Selain itu ada struktur hirarkis di dalam simbol tersebut. Allah dianggap sebagai yang tertinggi, sedangkan Rasul dan Muhammad lebih di bawah, yang bisa dimaknai bahwa Allah mengutus RasulNya yang bernama Muhammad. Pesan tersebut tersirat di dalam simbolnya. Semiotika komunika visual memang lumrah memiliki perbendaharaan tanda (‘vocabulary’ tanda) dan sintaksis (hubungan antar kata dalam tuturan) yang khas, meskipun bukan satu kalimat utuh, masing-masing perbendaharaan tanda dari “Allah, Rasul, Muhammad” dalam cincin-stempel membuktikan bahwa di sini tertuang fungsi tanda.
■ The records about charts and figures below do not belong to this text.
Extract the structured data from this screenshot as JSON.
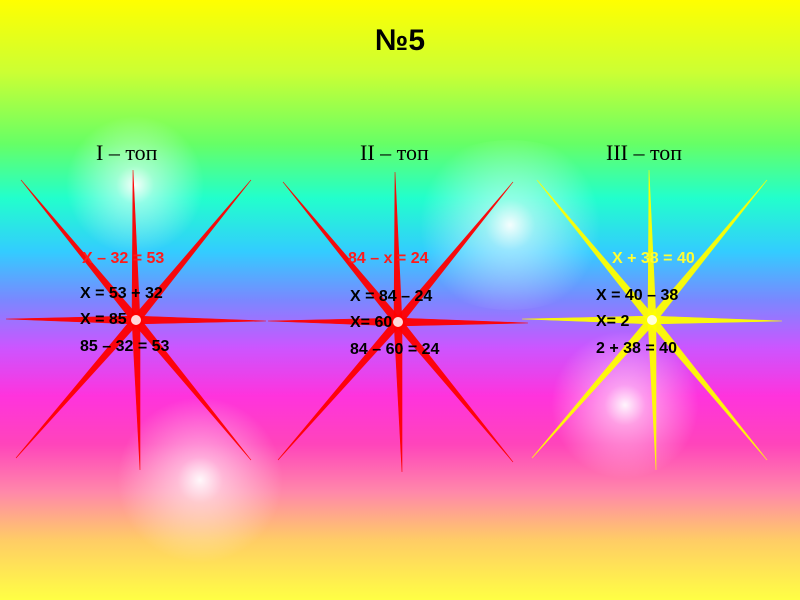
{
  "title": "№5",
  "groups": [
    {
      "label": "I – топ",
      "equation": "X – 32 = 53",
      "steps": [
        "X = 53 + 32",
        "X = 85",
        "85 – 32 = 53"
      ],
      "star_color": "#ff0000"
    },
    {
      "label": "II – топ",
      "equation": "84 – x = 24",
      "steps": [
        "X = 84 – 24",
        "X= 60",
        "84 – 60 = 24"
      ],
      "star_color": "#ff0000"
    },
    {
      "label": "III – топ",
      "equation": "X + 38 = 40",
      "steps": [
        "X = 40 – 38",
        "X= 2",
        "2 + 38 = 40"
      ],
      "star_color": "#ffff00"
    }
  ]
}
Ini juga membentuk hubungan antar kata dalam simbol yang memuat pesan bagi para pembaca dan yang melihatnya. Cincin-stempel yang memiliki muatan komunikasi kepada para pembaca suratnya kelak. Dapat dipahami, fungsi komunikasi mengharuskan adanya relasi dua arah, antara pengirim dan penerima pesan.
Fungsi utama komunikasi visual dari “Allah, Rasul, Muhammad” adalah komunikasi, tersampaikannya sebuah pesan. Kendati memiliki fungsi signifikasi, fungsi pemaknaan juga dari siapa saja yang melihat simbol. Fungsi dalam menyampaikan sebuah konsep, isi atau makna secara tidak langsung. Di mana jika Rasulullah sedang tidak memfungsikan cincin itu sebagai stempel surat dakwah pun, maka muatan-muatan-muatan maknanya tetap ada bagi siapa saja insan yang melihatnya. Wallahu’alam.